Ein kleiner Rückblick: Ende 2013 hatte ich eine Ausgabe der "flow" in der Hand. Darin enthalten war eine Reihe von Vorschlägen für 365-Tage Projekte. Viele davon gefielen mir auch, aber bei handwerklichen Sachen hatte ich Angst, dass ich nicht genug Zeit finde, um so ein Projekt entsprechend umzusetzen. Daher war für mich schnell klar, dass ich ein Foto-Projekt machen will. Ich fand die Idee super, jeden Tag eine gleiche Stelle zu fotografieren, wie zum Beispiel einen Baum, um die Entwicklung über das Jahr zu verfolgen. Leider kam das für mich nicht in Frage, das ich wusste, dass ich in diesem Jahr von München nach Nürnberg umziehen würde. Da die Fotos von meinen beiden Schnupps bei Instagram bis zu dem Zeitpunkt ganz gut angekommen sind, dachte ich, das ist es: Jeden Tag mindestens (!) ein Bild oder Video von Garfield und/oder Felix. Schließlich sehe die die beiden so gut wie jeden Tag im Jahr und sie sind süß. Das sollte allein schon Grund genug sein. Aber am Anfang hatte ich Angst, die Leute wären genervt. Inzwischen folgen mir wahrscheinlich mehr Leute wegen der Katzenbilder und weniger wegen mir und meiner Bilder. Aber die beiden sind ein wichtiger Teil von mir.

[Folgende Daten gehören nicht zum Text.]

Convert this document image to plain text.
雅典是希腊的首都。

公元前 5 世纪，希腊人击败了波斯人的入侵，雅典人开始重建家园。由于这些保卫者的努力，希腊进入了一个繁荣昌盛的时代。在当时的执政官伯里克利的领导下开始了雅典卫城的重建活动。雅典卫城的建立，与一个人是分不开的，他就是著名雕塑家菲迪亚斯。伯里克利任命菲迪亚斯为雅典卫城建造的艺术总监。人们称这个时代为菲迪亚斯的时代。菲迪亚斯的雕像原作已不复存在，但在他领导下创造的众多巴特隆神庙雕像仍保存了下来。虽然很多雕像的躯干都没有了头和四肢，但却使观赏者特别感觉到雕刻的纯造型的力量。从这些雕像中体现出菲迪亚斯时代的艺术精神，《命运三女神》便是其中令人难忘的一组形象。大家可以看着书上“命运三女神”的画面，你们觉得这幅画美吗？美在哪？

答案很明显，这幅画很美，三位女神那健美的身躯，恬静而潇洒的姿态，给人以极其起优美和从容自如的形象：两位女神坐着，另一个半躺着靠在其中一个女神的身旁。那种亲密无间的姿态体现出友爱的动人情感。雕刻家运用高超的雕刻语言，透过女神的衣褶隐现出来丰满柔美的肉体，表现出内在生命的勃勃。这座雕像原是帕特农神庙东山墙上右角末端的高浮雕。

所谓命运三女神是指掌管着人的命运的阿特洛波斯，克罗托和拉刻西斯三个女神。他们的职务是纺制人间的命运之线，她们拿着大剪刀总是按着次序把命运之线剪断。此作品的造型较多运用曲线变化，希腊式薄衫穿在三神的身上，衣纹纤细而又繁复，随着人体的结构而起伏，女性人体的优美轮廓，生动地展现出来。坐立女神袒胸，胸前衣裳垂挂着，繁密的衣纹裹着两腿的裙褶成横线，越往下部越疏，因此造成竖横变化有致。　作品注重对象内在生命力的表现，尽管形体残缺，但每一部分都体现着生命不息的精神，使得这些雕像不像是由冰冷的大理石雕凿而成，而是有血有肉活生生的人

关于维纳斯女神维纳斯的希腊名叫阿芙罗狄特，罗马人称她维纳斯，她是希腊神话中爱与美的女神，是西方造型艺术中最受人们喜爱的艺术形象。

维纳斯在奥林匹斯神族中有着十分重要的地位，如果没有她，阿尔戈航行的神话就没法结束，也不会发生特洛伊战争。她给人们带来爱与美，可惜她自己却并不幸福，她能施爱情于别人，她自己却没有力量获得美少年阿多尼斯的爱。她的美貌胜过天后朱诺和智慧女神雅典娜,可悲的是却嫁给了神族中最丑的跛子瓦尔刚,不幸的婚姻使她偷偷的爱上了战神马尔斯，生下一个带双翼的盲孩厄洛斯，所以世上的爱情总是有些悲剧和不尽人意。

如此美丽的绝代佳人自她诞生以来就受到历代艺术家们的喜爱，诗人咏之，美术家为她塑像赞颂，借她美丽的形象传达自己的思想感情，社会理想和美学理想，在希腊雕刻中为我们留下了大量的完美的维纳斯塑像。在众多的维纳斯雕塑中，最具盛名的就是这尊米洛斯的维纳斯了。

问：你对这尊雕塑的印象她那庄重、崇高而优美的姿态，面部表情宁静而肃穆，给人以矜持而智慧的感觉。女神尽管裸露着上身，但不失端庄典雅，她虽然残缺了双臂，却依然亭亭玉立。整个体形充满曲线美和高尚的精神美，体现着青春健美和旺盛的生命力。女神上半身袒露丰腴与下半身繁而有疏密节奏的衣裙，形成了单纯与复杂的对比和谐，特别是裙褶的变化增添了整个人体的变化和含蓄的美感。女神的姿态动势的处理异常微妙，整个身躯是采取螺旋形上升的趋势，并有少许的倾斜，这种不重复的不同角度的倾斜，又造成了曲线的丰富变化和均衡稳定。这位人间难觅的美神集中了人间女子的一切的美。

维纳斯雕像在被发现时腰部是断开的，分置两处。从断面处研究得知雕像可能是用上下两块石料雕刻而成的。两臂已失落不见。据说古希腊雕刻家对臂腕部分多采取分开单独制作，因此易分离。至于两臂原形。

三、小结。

Inzwischen habe ich insgesamt 222 Beiträge unter dem Hastag #365tagegarfieldundfelix veröffentlicht. Und es fällt mir nicht immer leicht. Es gibt Tage an denen kann ich ohne Probleme 10 süße Bilder von den beiden machen und an anderen nicht mal eines. Dann gibt es natürlich auch Tage, an denen ich einfach nicht Zuhause bin. Und nicht jedes Foto ist von der Bildqualität so schön, wie ich mir das wünsche. Gerade wenn ich kurz vor dem schlafen gehen merke, dass ich noch ein Bild brauche, ist es eben schon dunkel und die Bilder werden kriselig. Es hat sich schließlich so entwickelt, dass ich öfter auch auf Fotos zurückgreife, die ich schon ein paar Tage vorher aufgenommen habe.

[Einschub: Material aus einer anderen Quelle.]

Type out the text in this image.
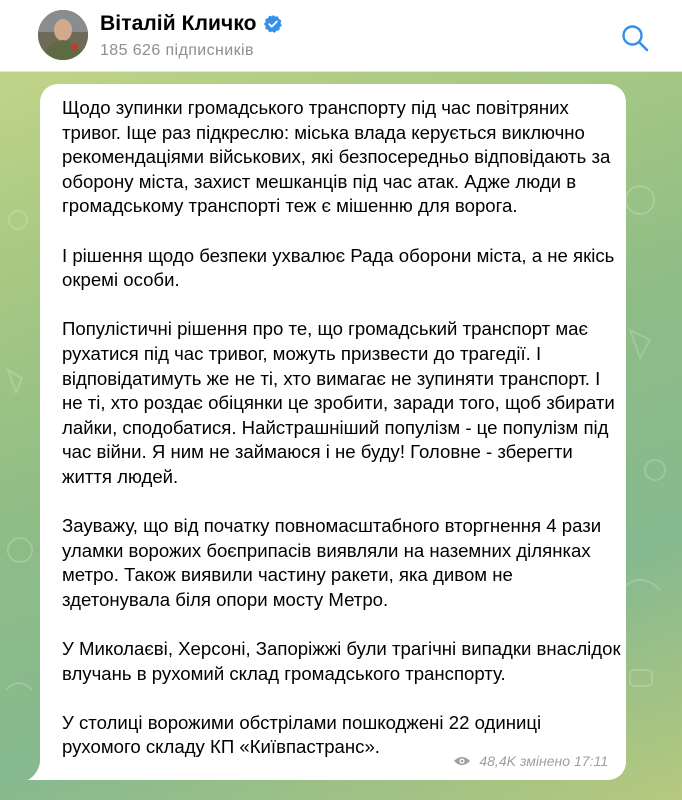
Віталій Кличко
185 626 підписників

Щодо зупинки громадського транспорту під час повітряних тривог. Іще раз підкреслю: міська влада керується виключно рекомендаціями військових, які безпосередньо відповідають за оборону міста, захист мешканців під час атак. Адже люди в громадському транспорті теж є мішенню для ворога.

І рішення щодо безпеки ухвалює Рада оборони міста, а не якісь окремі особи.

Популістичні рішення про те, що громадський транспорт має рухатися під час тривог, можуть призвести до трагедії. І відповідатимуть же не ті, хто вимагає не зупиняти транспорт. І не ті, хто роздає обіцянки це зробити, заради того, щоб збирати лайки, сподобатися. Найстрашніший популізм - це популізм під час війни. Я ним не займаюся і не буду! Головне - зберегти життя людей.

Зауважу, що від початку повномасштабного вторгнення 4 рази уламки ворожих боєприпасів виявляли на наземних ділянках метро. Також виявили частину ракети, яка дивом не здетонувала біля опори мосту Метро.

У Миколаєві, Херсоні, Запоріжжі були трагічні випадки внаслідок влучань в рухомий склад громадського транспорту.

У столиці ворожими обстрілами пошкоджені 22 одиниці рухомого складу КП «Київпастранс».

48,4K змінено 17:11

Worum es mir aber nun bei dem ganzen Projekt geht, ist folgendes:
Ich hab öfter ein Problem damit, bei Sachen, die ich mache, am Ball zu bleiben. Ich verliere gerne mal die Lust und wenn es kompliziert wird, mache ich statt der einen Sache lieber etwas anderes. Hier geht es mir darum, mit etwas, dass ich gerne mag (meine Schnupps sind mein Ein und Alles) und gerne mache (Fotografieren) etwas Stabilität in meinen Alltag zu bringen. Sozusagen ein roter Faden für mein Jahr 2014. Etwas, dass ich jeden Tag mache, ohne wenn und aber. Es gibt keine Ausreden. Egal, ob ich so stark Migräne habe, dass ich über der Kloschüssel hänge. Egal, ob ich nach 4 Stunden pendeln so müde bin, dass ich um 9 vor dem Fernseher einschlafe. Egal, ob ich den ganzen Tag geheult habe, weil ich mich mit jemandem gestritten habe. Egal, ob ich am Ende bin, weil ich aus meinem Job gekündigt wurde. Es gibt keine Ausrede. Punkt. Bevor ich zum Schlafen ins Bett gehe (und erst dann endet ein Tag wirklich bei mir, egal welche Uhrzeit) wird immer ein Katzenbild oder -video veröffentlicht. Jeden Tag.

Gerade das mit dem Job hat mich in den letzten Wochen ziemlich aus der Bahn geworfen. Ich dachte nie, dass ich mal zum Arbeitsamt muss und am Anfang dachte ich noch, dass ich das locker wegstecke. Dem war aber nicht so. Deshalb gab es hier auch keine Beiträge mehr, obwohl ich so froh war, mit dem Bloggen überhaupt endlich mal angefangen zu haben. Die letzten zweieinhalb Monate sind nun wie im Flug vergangen. Vieles ist zum Stillstand gekommen, aber eins habe ich immer weitergemacht, jeden Tag mein Katzenbild veröffentlicht. Und erst jetzt wo auch gerichtlich die Geschichte mit meinem Job beendet ist, geht es auch mit dem Bloggen wieder weiter.

Es klingt vielleicht blöd, aber die Katzenbilder gaben mir in den letzten 219 Tagen ein Gefühl von Sicherheit mit dem ich nie gerechnet hätte. Ich bin froh, dass ich mich dazu entschieden habe, das zu machen. Meine Katzen sind immer für mich da, egal ob es mir gut oder schlecht geht. Jeder Tag ist erst für mich erst zu Ende, wenn ich ein Katzenbild veröffentlicht habe. Danach kann ein neuer Tag kommen.